Tengo una vida. A veces me estresa e incluso puede hacer que me sienta agobiada, pero tengo una vida. De vez en cuando se me juntan los ensayos de teatro con las prácticas de la universidad, algún reportaje al que le quedan las últimas pinceladas, unas fotos que tengo que retocar, las clases de francés o la llamada que le debo a una amiga. Por eso puedo llegar a agobiarme, pero, ¿no sería horrenda la total ausencia de todas esas cosas?
Tengo una vida. Como también la tenía cuando decidí irme a Irlanda con una beca porque si no no habría podido vivir en Dublín durante casi un mes y volví con el espíritu nuevo. También la tuve cuando una agencia de noticias me contrató como becaria y pasé el verano aprendiendo y recorriéndome ruedas de prensa. Cuando ahorré para comprarme una cámara. O cuando tomé una de las decisiones más difíciles de mi vida y me quedé un año más en la capital.
Tiene tantas cosas buenas como malas. ¿A quién le podría gustar trabajar en algo que no es lo suyo, perdiéndose en los almacenes subterráneos de un Alcampo para montar un stand de cartón y pintándome la raya y los labios sólo porque debo ir así a trabajar? Pero, meses después, pude coger un avión que me llevó a Manchester y de ahí al oxígeno del norte. Porque así lo quise.

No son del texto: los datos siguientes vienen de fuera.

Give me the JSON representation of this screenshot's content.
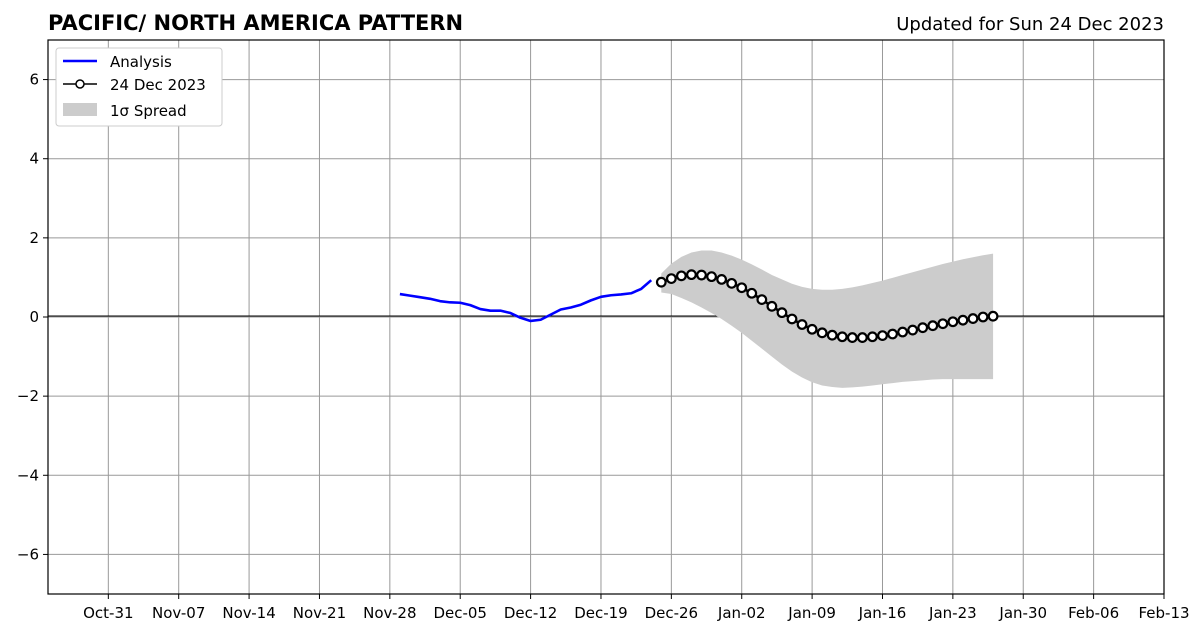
{
  "chart_data": {
    "type": "line",
    "title": "PACIFIC/ NORTH AMERICA PATTERN",
    "subtitle": "Updated for Sun 24 Dec 2023",
    "xlabel": "",
    "ylabel": "",
    "x_tick_labels": [
      "Oct-31",
      "Nov-07",
      "Nov-14",
      "Nov-21",
      "Nov-28",
      "Dec-05",
      "Dec-12",
      "Dec-19",
      "Dec-26",
      "Jan-02",
      "Jan-09",
      "Jan-16",
      "Jan-23",
      "Jan-30",
      "Feb-06",
      "Feb-13"
    ],
    "x_tick_days": [
      6,
      13,
      20,
      27,
      34,
      41,
      48,
      55,
      62,
      69,
      76,
      83,
      90,
      97,
      104,
      111
    ],
    "y_ticks": [
      6,
      4,
      2,
      0,
      -2,
      -4,
      -6
    ],
    "y_tick_labels": [
      "6",
      "4",
      "2",
      "0",
      "−2",
      "−4",
      "−6"
    ],
    "xlim": [
      0,
      111
    ],
    "ylim": [
      -7,
      7
    ],
    "grid": true,
    "legend_position": "top-left",
    "legend": [
      "Analysis",
      "24 Dec 2023",
      "1σ Spread"
    ],
    "colors": {
      "analysis": "#0000ff",
      "forecast": "#000000",
      "spread": "#cccccc",
      "grid": "#999999",
      "zero_line": "#000000"
    },
    "series": [
      {
        "name": "Analysis",
        "x": [
          35,
          36,
          37,
          38,
          39,
          40,
          41,
          42,
          43,
          44,
          45,
          46,
          47,
          48,
          49,
          50,
          51,
          52,
          53,
          54,
          55,
          56,
          57,
          58,
          59,
          60
        ],
        "y": [
          0.58,
          0.54,
          0.5,
          0.46,
          0.4,
          0.37,
          0.36,
          0.3,
          0.2,
          0.16,
          0.16,
          0.1,
          -0.02,
          -0.1,
          -0.07,
          0.06,
          0.19,
          0.24,
          0.31,
          0.42,
          0.51,
          0.55,
          0.57,
          0.6,
          0.71,
          0.93
        ]
      },
      {
        "name": "24 Dec 2023",
        "x": [
          61,
          62,
          63,
          64,
          65,
          66,
          67,
          68,
          69,
          70,
          71,
          72,
          73,
          74,
          75,
          76,
          77,
          78,
          79,
          80,
          81,
          82,
          83,
          84,
          85,
          86,
          87,
          88,
          89,
          90,
          91,
          92,
          93,
          94
        ],
        "y": [
          0.88,
          0.97,
          1.04,
          1.07,
          1.06,
          1.02,
          0.95,
          0.85,
          0.74,
          0.6,
          0.44,
          0.27,
          0.11,
          -0.05,
          -0.19,
          -0.31,
          -0.4,
          -0.46,
          -0.5,
          -0.52,
          -0.52,
          -0.5,
          -0.47,
          -0.43,
          -0.38,
          -0.33,
          -0.27,
          -0.22,
          -0.17,
          -0.12,
          -0.08,
          -0.04,
          0.0,
          0.02
        ]
      },
      {
        "name": "1σ Spread",
        "x": [
          61,
          62,
          63,
          64,
          65,
          66,
          67,
          68,
          69,
          70,
          71,
          72,
          73,
          74,
          75,
          76,
          77,
          78,
          79,
          80,
          81,
          82,
          83,
          84,
          85,
          86,
          87,
          88,
          89,
          90,
          91,
          92,
          93,
          94
        ],
        "upper": [
          1.1,
          1.35,
          1.52,
          1.63,
          1.68,
          1.68,
          1.63,
          1.55,
          1.45,
          1.33,
          1.2,
          1.06,
          0.95,
          0.84,
          0.76,
          0.71,
          0.69,
          0.69,
          0.71,
          0.75,
          0.8,
          0.86,
          0.92,
          0.99,
          1.06,
          1.13,
          1.2,
          1.27,
          1.34,
          1.4,
          1.46,
          1.51,
          1.56,
          1.6
        ],
        "lower": [
          0.62,
          0.58,
          0.48,
          0.37,
          0.24,
          0.1,
          -0.05,
          -0.22,
          -0.4,
          -0.6,
          -0.8,
          -1.0,
          -1.2,
          -1.38,
          -1.53,
          -1.65,
          -1.73,
          -1.77,
          -1.79,
          -1.78,
          -1.76,
          -1.73,
          -1.7,
          -1.67,
          -1.64,
          -1.62,
          -1.6,
          -1.58,
          -1.57,
          -1.57,
          -1.57,
          -1.57,
          -1.57,
          -1.57
        ]
      }
    ]
  }
}
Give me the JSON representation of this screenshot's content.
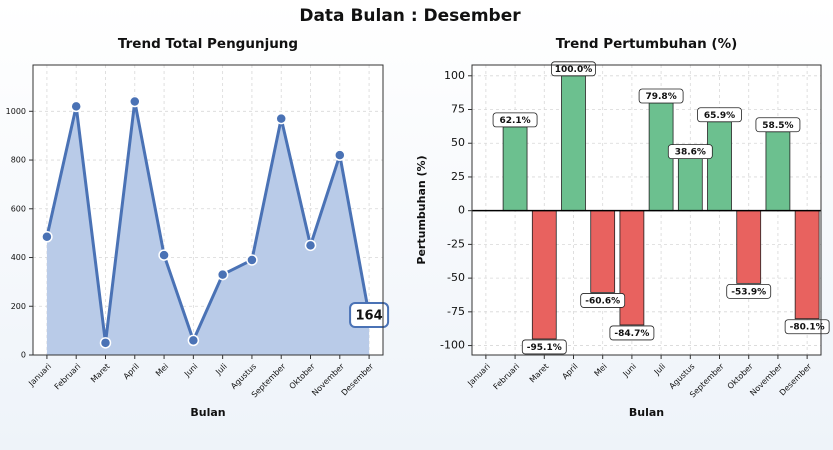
{
  "title": "Data Bulan : Desember",
  "chart_data": [
    {
      "type": "area",
      "title": "Trend Total Pengunjung",
      "xlabel": "Bulan",
      "categories": [
        "Januari",
        "Februari",
        "Maret",
        "April",
        "Mei",
        "Juni",
        "Juli",
        "Agustus",
        "September",
        "Oktober",
        "November",
        "Desember"
      ],
      "values": [
        485,
        1020,
        50,
        1040,
        410,
        60,
        330,
        390,
        970,
        450,
        820,
        164
      ],
      "color": "#4a72b5",
      "fill": "#b9cbe8",
      "ylim": [
        0,
        1190
      ],
      "yticks": [
        0,
        200,
        400,
        600,
        800,
        1000
      ],
      "grid": true
    },
    {
      "type": "bar",
      "title": "Trend Pertumbuhan (%)",
      "xlabel": "Bulan",
      "ylabel": "Pertumbuhan (%)",
      "categories": [
        "Januari",
        "Februari",
        "Maret",
        "April",
        "Mei",
        "Juni",
        "Juli",
        "Agustus",
        "September",
        "Oktober",
        "November",
        "Desember"
      ],
      "values": [
        null,
        62.1,
        -95.1,
        100.0,
        -60.6,
        -84.7,
        79.8,
        38.6,
        65.9,
        -53.9,
        58.5,
        -80.1
      ],
      "value_labels": [
        null,
        "62.1%",
        "-95.1%",
        "100.0%",
        "-60.6%",
        "-84.7%",
        "79.8%",
        "38.6%",
        "65.9%",
        "-53.9%",
        "58.5%",
        "-80.1%"
      ],
      "positive_color": "#6cc08f",
      "negative_color": "#e8625f",
      "ylim": [
        -107,
        108
      ],
      "yticks": [
        -100,
        -75,
        -50,
        -25,
        0,
        25,
        50,
        75,
        100
      ],
      "grid": true
    }
  ]
}
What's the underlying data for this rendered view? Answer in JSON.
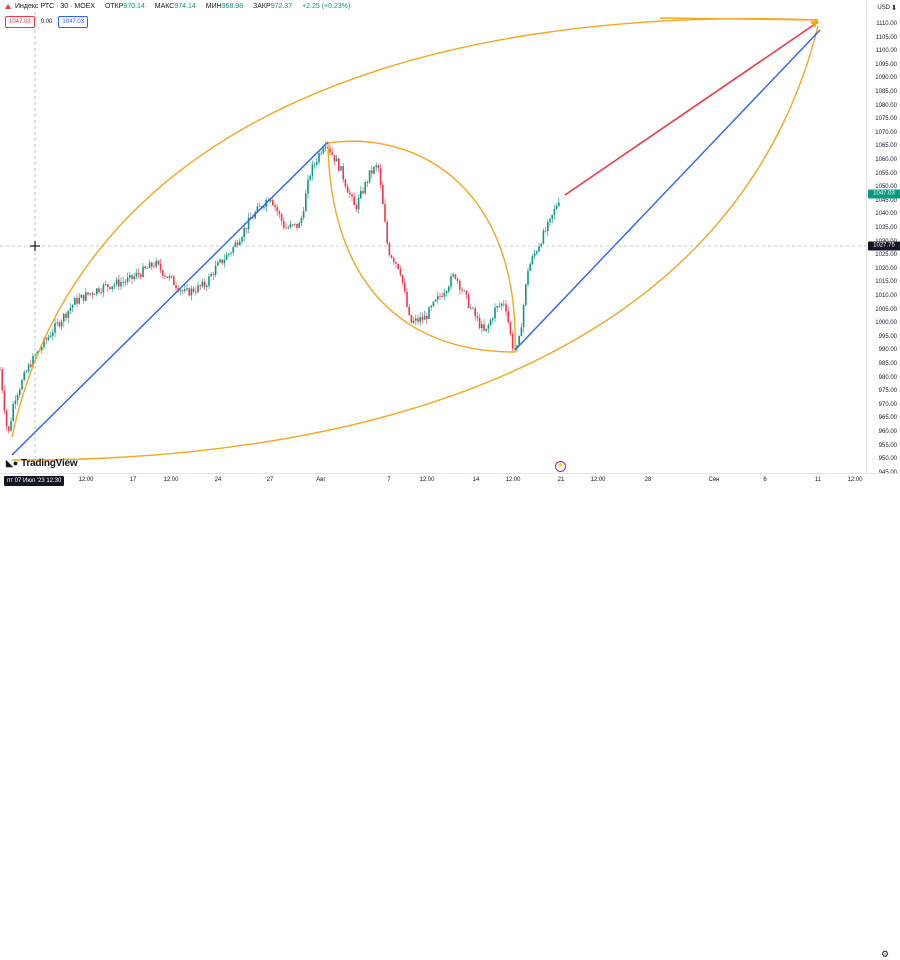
{
  "legend": {
    "symbol_title": "Индекс РТС · 30 · MOEX",
    "open_key": "ОТКР",
    "open_value": "970.14",
    "high_key": "МАКС",
    "high_value": "974.14",
    "low_key": "МИН",
    "low_value": "968.98",
    "close_key": "ЗАКР",
    "close_value": "972.37",
    "change": "+2.25 (+0.23%)"
  },
  "price_boxes": {
    "sell": "1047.03",
    "spread": "0.00",
    "buy": "1047.03"
  },
  "currency": "USD",
  "crosshair_time": "пт 07 Июл '23  12:30",
  "logo_text": "TradingView",
  "price_axis": {
    "ticks": [
      "1110.00",
      "1105.00",
      "1100.00",
      "1095.00",
      "1090.00",
      "1085.00",
      "1080.00",
      "1075.00",
      "1070.00",
      "1065.00",
      "1060.00",
      "1055.00",
      "1050.00",
      "1045.00",
      "1040.00",
      "1035.00",
      "1030.00",
      "1025.00",
      "1020.00",
      "1015.00",
      "1010.00",
      "1005.00",
      "1000.00",
      "995.00",
      "990.00",
      "985.00",
      "980.00",
      "975.00",
      "970.00",
      "965.00",
      "960.00",
      "955.00",
      "950.00",
      "945.00"
    ],
    "last_price_label": "1047.03",
    "crosshair_price_label": "1027.75"
  },
  "time_axis": {
    "ticks": [
      "12:00",
      "17",
      "12:00",
      "24",
      "27",
      "Авг",
      "7",
      "12:00",
      "14",
      "12:00",
      "21",
      "12:00",
      "28",
      "Сен",
      "6",
      "11",
      "12:00"
    ]
  },
  "chart_data": {
    "type": "candlestick",
    "instrument": "Индекс РТС",
    "interval": "30",
    "exchange": "MOEX",
    "currency": "USD",
    "y_range": [
      945,
      1111
    ],
    "last_price": 1047.03,
    "crosshair_price": 1027.75,
    "path_points": [
      [
        "07 Jul",
        958
      ],
      [
        "10 Jul",
        995
      ],
      [
        "12 Jul",
        1005
      ],
      [
        "14 Jul",
        1013
      ],
      [
        "17 Jul",
        1018
      ],
      [
        "19 Jul",
        1020
      ],
      [
        "20 Jul",
        1013
      ],
      [
        "24 Jul",
        1036
      ],
      [
        "26 Jul",
        1047
      ],
      [
        "27 Jul",
        1035
      ],
      [
        "28 Jul",
        1050
      ],
      [
        "31 Jul",
        1067
      ],
      [
        "01 Aug",
        1055
      ],
      [
        "03 Aug",
        1040
      ],
      [
        "04 Aug",
        1057
      ],
      [
        "07 Aug",
        1025
      ],
      [
        "09 Aug",
        998
      ],
      [
        "10 Aug",
        1008
      ],
      [
        "11 Aug",
        1000
      ],
      [
        "14 Aug",
        1018
      ],
      [
        "15 Aug",
        1000
      ],
      [
        "16 Aug",
        996
      ],
      [
        "17 Aug",
        1005
      ],
      [
        "18 Aug",
        990
      ],
      [
        "21 Aug",
        1030
      ],
      [
        "22 Aug",
        1035
      ],
      [
        "23 Aug",
        1047
      ]
    ],
    "drawings": [
      {
        "type": "trend_line",
        "color": "#2962ff",
        "from": [
          "06 Jul",
          951
        ],
        "to": [
          "31 Jul",
          1067
        ]
      },
      {
        "type": "trend_line",
        "color": "#2962ff",
        "from": [
          "18 Aug",
          989
        ],
        "to": [
          "11 Sep",
          1109
        ]
      },
      {
        "type": "trend_line",
        "color": "#f23645",
        "from": [
          "23 Aug",
          1046
        ],
        "to": [
          "11 Sep",
          1112
        ]
      },
      {
        "type": "arc",
        "color": "#f5a623",
        "from": [
          "06 Jul",
          953
        ],
        "to": [
          "11 Sep",
          1112
        ]
      },
      {
        "type": "arc",
        "color": "#f5a623",
        "from": [
          "31 Jul",
          1067
        ],
        "to": [
          "18 Aug",
          988
        ]
      },
      {
        "type": "arc",
        "color": "#f5a623",
        "from": [
          "06 Jul",
          947
        ],
        "to": [
          "11 Sep",
          1109
        ]
      }
    ]
  }
}
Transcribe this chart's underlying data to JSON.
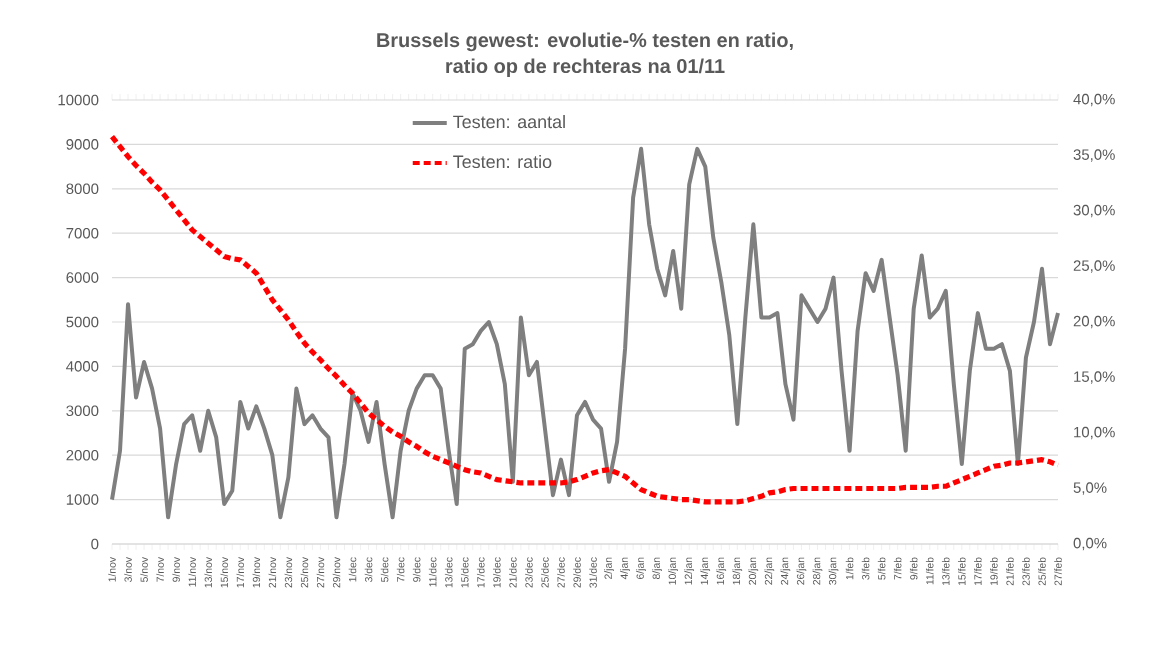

Escogí tener una vida en lugar de refugiarme en el rencor y el desencuentro constante. Decidí sacudirme el polvo de tristeza y comenzar una vida, la mía pero otra, y encaminarla para que no pudiera volver a tropezar dolorosamente. O, al menos, no de la misma manera. En esta vida que tengo, puedo mirar atrás sin arrepentirme y sin espantar a la sombra que me sigue a todas partes, cosida a mis zapatos como siempre.
Podría arrepentirme de esos tres años que entregué a alguien que no lo merece, pero tengo la claridad suficiente como para saber que ese tiempo me hizo ser como soy ahora. Y no me arrepiento de la persona que soy. Porque reflejados en los pozos de mis ojos veo a los míos; ellos también son parte de lo que soy. Porque al igual que tengo una vida, elijo quién entra en ella. Y quién se queda. Como aquellos que van a recorrer metros o kilómetros sólo para conocer una parte tan esencial de mi existencia. A ellos podré mirarlos a la cara y saber que su sonrisa es sincera.
No podría imaginarme sin mis pasos apresurados a un ensayo de Ícaro, o sin las cervezas de después, las risas cuando alguien espera hacerte llorar, el cielo de Madrid o el viento inigualable de Zaragoza. Porque todo eso es mi vida. Sólo soy yo quien puede decidir si convierte en mofa un intento frustrado de sufrimiento infligido o si alguien duerme esta noche en mi cama.
En lugar de quedarme en el hastío y en culpar al universo de un complot contra mi felicidad, decidí que -tal vez- era yo la que debía hacer algo. Por eso lo hice. Elegí tener una vida que me perteneciera sólo a mí.